Аршаку мои истории нравились безоговорочно, хотя при ней он позволял себе критиковать стиль ? пародировал даже.
Моя мать косилась на них, потом обнаружив, что нет вольности речей и рук, успокоилась. Однажды даже спросила меня, когда они поженятся?
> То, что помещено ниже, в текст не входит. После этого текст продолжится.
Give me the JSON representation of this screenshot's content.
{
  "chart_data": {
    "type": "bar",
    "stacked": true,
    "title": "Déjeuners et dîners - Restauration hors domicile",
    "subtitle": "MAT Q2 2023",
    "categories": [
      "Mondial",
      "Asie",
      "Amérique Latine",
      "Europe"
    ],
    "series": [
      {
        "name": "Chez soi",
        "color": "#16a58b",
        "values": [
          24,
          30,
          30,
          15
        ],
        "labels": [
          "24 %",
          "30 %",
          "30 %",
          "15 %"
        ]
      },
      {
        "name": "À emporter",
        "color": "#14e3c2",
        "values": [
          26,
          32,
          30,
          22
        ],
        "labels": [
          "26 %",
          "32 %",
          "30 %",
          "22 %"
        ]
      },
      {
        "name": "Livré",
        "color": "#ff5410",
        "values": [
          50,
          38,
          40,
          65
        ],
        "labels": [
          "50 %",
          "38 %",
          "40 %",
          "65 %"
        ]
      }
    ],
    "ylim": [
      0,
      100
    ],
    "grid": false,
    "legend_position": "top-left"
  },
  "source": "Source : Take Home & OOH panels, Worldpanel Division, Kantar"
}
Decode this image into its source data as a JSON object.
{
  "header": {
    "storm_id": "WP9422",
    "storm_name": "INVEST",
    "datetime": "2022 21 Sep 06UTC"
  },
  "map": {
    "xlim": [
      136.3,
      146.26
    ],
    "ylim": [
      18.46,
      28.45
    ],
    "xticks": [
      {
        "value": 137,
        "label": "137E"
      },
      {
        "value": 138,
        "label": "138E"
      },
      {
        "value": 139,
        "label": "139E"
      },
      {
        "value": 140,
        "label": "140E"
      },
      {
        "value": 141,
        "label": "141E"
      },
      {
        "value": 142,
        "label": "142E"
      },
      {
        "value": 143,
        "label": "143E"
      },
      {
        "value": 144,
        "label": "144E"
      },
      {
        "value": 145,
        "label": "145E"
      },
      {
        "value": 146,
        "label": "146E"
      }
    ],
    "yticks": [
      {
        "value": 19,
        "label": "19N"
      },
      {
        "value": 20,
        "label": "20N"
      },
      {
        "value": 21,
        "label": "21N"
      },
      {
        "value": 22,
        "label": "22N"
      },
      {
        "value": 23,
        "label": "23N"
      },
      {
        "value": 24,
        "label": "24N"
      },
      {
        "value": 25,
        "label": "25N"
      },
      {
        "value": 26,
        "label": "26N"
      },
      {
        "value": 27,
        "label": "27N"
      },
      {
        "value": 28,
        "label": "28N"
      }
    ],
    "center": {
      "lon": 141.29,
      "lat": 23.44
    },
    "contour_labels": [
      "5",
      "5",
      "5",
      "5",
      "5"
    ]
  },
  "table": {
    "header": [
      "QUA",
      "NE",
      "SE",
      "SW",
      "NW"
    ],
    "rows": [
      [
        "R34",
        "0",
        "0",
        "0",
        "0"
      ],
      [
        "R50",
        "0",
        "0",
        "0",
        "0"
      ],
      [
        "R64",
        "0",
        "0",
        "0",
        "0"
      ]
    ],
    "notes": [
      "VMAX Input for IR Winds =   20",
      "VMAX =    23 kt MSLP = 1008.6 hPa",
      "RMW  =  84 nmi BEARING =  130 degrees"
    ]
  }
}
Иногда Аршак приходил один и засиживался допоздна. По ночам его прорывало. Он рассуждал обо всем: о ней, о себе, о книгах и картинах, о музыке и философии... Мне казалось, что я слушаю самого себя. Порой всплывали отголоски моих суждений многолетней давности, аранжированные и переиначенные, но не забытые. Он спорил с моими старыми тезисами, небрежно брошенные когда-то слова долго, оказывается, бродили в нем. Он шел моим путем, только быстрее, у меня не было поводыря.
Порой он застревал у меня до утра. Вставал раньше всех, варил кофе или кипятил молоко. Накрывал для нас стол: белая скатерть, белый хлеб, молоко, масло... Этюд в белых тонах.
Белый как снег. Так вот, снег!
Следы на снегу множились. Когда все устали кричать, пенсионер Айказуни (кресты и полосы) предложил позвонить в органы, на что Амо нервно спросил ? а зачем?
Жена Амаяка заявила, что это шпионаж. Все напряглись, но после легкого перекрестного допроса выяснили, что она оговорилась, имела в виду лишь диверсию. И винила в том химика, специалиста по пластмассам, который снимал у Айказуни комнату, а после анонимных акций Могиляна съехал, обиженный на весь дом. Айказуни поднатужился, но склероз был сильнее, он не помнил не только, куда делся химик, но забыл даже, как его зовут.
? Он, точно он! ? кричала в ажиотаже жена Амо ? Посыпал химическим порошком...
На шум и крики вышел доцент Парсаданов. Он реагировал спокойно. Пригладил свою пышную шевелюру (после ухода жены он за неделю поседеет) и бодро заявил, что тут замешана рука космических пришельцев. Если не с Марса, то наверняка с Юпитера, или, на худой конец, из соседней галактики. Изучают нас.
Секунду или две все испуганно молчали, потом грянул сумасшедший хохот. Доцент смеялся громче всех. Однако со ступенек вниз не сошел, а на предложение пройтись по снегу заявил, что все это антинаучная ерунда и он ей потрафлять не намерен.
Елена Тиграновна фыркнула и пошла со двора. Через минуту она вернулась, сообщив, что снег лежит только у нас. Ни на улице, ни в соседнем дворе нет. Чисто и пусто.
Ошарашенное молчание. Тут Айказуни начал так и этак истолковывать следы, и страсти раскалились. Амо медленно и со значением принялся закатывать рукава.
Во двор вышел управдом Симонян и, тяжко ступая, прошелся по снегу. Следов необычных он не оставил ? только нормальные отпечатки подошв. Кто-то за моей спиной вздохнул. У Симоняна были протезы, в самом начале войны он подорвался на мине.
Симонян молча выслушал всех, кряхтя, присел на скамейку. Нагнулся, сжал в кулаке горсть снега.
? Вот ведь чудеса, ? оживленно говорил Айказуни прямо ему в ухо ? Каждый след по-своему оставляет, прямо хоть срисовывай и на стенку вешай.
? Чудеса, говоришь? ? переспросил Симонян, достал зажигалку, оторвал от газеты, что торчала из кармана, кусок и, дождавшись, пока разгорится, осторожно положил в огонь снежный комок.
Снег не растаял, а с тихим шипением быстро испарился, исчез.
? Вот так! ? наставительно сказал Симонян, оглядел всех и остановил взгляд на Амаяке.
? Понял! ? вскричал Амо и бросился в подъезд. Он возник на своем балконе и сбросил вниз сухие поленья, заготовленные для шашлыка. Подтащили мою старую бумагу.